O terceiro filme mais aplaudido da história é da Netflix: 14 minutos de aplausos no Festival de Veneza em 2022 Divulgação / Netflix

O terceiro filme mais aplaudido da história é da Netflix: 14 minutos de aplausos no Festival de Veneza em 2022

Ninguém pode possuir tudo. Desde os primórdios da existência humana, quando começamos a compreender o que significa ser gente, a noção de que cada desejo demanda um sacrifício se torna inescapável. Algumas renúncias são leves, outras pesam como chumbo.
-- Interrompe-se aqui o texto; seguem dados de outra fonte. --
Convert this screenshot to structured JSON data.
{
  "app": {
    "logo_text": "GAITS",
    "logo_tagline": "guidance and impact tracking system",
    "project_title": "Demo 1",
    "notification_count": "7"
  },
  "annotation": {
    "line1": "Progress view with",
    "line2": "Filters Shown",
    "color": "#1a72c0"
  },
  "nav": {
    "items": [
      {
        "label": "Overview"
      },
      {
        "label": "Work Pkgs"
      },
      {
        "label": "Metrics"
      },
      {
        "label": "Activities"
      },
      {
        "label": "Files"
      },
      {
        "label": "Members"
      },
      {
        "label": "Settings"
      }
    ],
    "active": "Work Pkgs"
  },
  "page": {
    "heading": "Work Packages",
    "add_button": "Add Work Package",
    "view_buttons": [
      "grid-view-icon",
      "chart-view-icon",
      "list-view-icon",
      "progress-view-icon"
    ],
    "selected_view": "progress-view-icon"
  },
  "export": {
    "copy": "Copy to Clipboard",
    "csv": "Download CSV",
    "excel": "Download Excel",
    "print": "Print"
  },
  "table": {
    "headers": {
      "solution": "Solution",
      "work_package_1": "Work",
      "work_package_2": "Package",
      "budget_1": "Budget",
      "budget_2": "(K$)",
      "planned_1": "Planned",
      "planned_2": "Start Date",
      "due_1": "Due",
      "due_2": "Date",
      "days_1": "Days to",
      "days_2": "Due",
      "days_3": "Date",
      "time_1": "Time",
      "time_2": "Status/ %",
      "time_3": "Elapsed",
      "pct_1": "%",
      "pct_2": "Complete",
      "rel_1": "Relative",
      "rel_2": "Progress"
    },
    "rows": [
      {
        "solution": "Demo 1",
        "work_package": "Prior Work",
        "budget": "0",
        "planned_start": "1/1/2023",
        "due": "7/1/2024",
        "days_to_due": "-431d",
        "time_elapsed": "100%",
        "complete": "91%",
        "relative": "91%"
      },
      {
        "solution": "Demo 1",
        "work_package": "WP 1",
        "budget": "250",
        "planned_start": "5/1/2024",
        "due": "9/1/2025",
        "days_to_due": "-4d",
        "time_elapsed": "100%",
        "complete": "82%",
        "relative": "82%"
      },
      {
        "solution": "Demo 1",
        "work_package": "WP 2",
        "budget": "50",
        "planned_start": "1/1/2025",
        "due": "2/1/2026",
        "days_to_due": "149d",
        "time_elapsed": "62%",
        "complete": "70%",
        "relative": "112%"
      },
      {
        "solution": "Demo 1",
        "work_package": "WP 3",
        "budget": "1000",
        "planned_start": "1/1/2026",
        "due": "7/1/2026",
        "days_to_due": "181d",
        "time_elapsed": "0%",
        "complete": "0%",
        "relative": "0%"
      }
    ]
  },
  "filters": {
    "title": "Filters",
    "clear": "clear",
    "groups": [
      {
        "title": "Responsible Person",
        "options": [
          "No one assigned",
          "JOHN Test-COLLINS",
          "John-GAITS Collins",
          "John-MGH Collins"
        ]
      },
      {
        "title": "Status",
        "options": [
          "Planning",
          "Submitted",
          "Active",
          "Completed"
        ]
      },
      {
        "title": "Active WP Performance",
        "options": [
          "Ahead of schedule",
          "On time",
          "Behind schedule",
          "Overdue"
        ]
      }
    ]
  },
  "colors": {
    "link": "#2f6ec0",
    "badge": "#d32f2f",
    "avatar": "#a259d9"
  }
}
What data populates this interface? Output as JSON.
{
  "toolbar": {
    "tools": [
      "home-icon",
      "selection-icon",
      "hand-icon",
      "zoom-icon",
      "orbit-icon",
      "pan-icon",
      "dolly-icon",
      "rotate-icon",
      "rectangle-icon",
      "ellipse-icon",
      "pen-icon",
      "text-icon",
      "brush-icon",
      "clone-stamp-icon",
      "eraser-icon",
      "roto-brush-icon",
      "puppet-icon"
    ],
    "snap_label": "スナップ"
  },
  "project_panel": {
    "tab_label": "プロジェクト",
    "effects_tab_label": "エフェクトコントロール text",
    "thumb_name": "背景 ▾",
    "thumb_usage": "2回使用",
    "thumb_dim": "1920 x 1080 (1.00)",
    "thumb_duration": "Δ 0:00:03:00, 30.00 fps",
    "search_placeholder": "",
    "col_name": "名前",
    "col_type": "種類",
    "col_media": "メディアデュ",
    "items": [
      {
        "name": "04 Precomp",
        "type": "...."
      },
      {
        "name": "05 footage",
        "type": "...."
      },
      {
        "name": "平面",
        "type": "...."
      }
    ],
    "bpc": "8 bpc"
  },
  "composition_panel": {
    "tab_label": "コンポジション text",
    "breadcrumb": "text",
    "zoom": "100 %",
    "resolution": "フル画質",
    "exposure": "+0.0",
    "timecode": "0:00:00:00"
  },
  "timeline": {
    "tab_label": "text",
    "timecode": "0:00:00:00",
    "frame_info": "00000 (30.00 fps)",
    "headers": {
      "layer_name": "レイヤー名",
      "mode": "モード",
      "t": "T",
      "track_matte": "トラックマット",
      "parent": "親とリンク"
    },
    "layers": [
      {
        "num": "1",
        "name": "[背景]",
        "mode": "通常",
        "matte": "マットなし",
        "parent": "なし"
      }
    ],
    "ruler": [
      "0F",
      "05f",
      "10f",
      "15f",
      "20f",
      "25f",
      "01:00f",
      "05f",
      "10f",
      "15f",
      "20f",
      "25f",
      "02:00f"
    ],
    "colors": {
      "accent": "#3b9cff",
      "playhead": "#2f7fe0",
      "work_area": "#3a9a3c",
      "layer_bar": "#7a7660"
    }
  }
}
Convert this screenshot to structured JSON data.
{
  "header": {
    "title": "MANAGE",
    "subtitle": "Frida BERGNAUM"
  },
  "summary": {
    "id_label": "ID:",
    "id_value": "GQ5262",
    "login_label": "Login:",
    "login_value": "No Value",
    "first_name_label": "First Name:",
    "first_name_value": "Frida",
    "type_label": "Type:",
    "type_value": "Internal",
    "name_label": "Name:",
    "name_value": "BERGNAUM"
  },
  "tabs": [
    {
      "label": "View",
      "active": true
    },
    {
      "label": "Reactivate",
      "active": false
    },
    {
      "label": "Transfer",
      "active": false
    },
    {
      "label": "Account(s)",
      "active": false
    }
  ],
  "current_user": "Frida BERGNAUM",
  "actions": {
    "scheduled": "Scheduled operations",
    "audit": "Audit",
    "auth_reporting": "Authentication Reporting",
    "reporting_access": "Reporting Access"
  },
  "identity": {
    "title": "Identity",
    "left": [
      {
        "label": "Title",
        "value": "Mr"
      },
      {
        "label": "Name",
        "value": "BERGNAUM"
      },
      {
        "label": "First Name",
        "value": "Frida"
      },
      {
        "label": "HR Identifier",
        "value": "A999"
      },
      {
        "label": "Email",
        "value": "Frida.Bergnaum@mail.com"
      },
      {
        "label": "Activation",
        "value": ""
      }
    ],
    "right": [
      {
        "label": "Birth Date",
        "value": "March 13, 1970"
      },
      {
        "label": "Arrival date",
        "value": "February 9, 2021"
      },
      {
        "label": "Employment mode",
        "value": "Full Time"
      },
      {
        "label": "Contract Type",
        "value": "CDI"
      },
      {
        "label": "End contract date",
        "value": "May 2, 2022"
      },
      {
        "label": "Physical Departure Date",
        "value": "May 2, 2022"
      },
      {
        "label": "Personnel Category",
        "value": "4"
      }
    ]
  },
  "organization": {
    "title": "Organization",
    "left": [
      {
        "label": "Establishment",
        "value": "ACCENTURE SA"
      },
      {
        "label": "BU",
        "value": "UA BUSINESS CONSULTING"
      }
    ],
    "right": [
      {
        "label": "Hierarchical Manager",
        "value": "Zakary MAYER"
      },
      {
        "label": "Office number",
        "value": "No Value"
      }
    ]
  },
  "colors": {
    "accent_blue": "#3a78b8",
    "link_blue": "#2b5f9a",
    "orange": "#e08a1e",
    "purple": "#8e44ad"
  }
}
Os sacrifícios que a vida impõe raramente trazem prazer; contudo, a memória da dor se dissolve à medida que o gosto da conquista se manifesta, discreto e gradual. Inconscientemente, repetimos o ritual, uma, duas, inúmeras vezes, até que o que era doce se torna um veneno que vicia e corrói. As ilusões do mundo nunca preenchem por completo os vazios humanos; pelo contrário, elas acendem um fogo destrutivo que consome a alma desde o alvorecer da humanidade, uma chama que arde até o fim dos tempos. Mesmo na eternidade, o peso das escolhas terrenas permanece, como uma pintura renascentista onde o sofrimento e o arrependimento são eternos.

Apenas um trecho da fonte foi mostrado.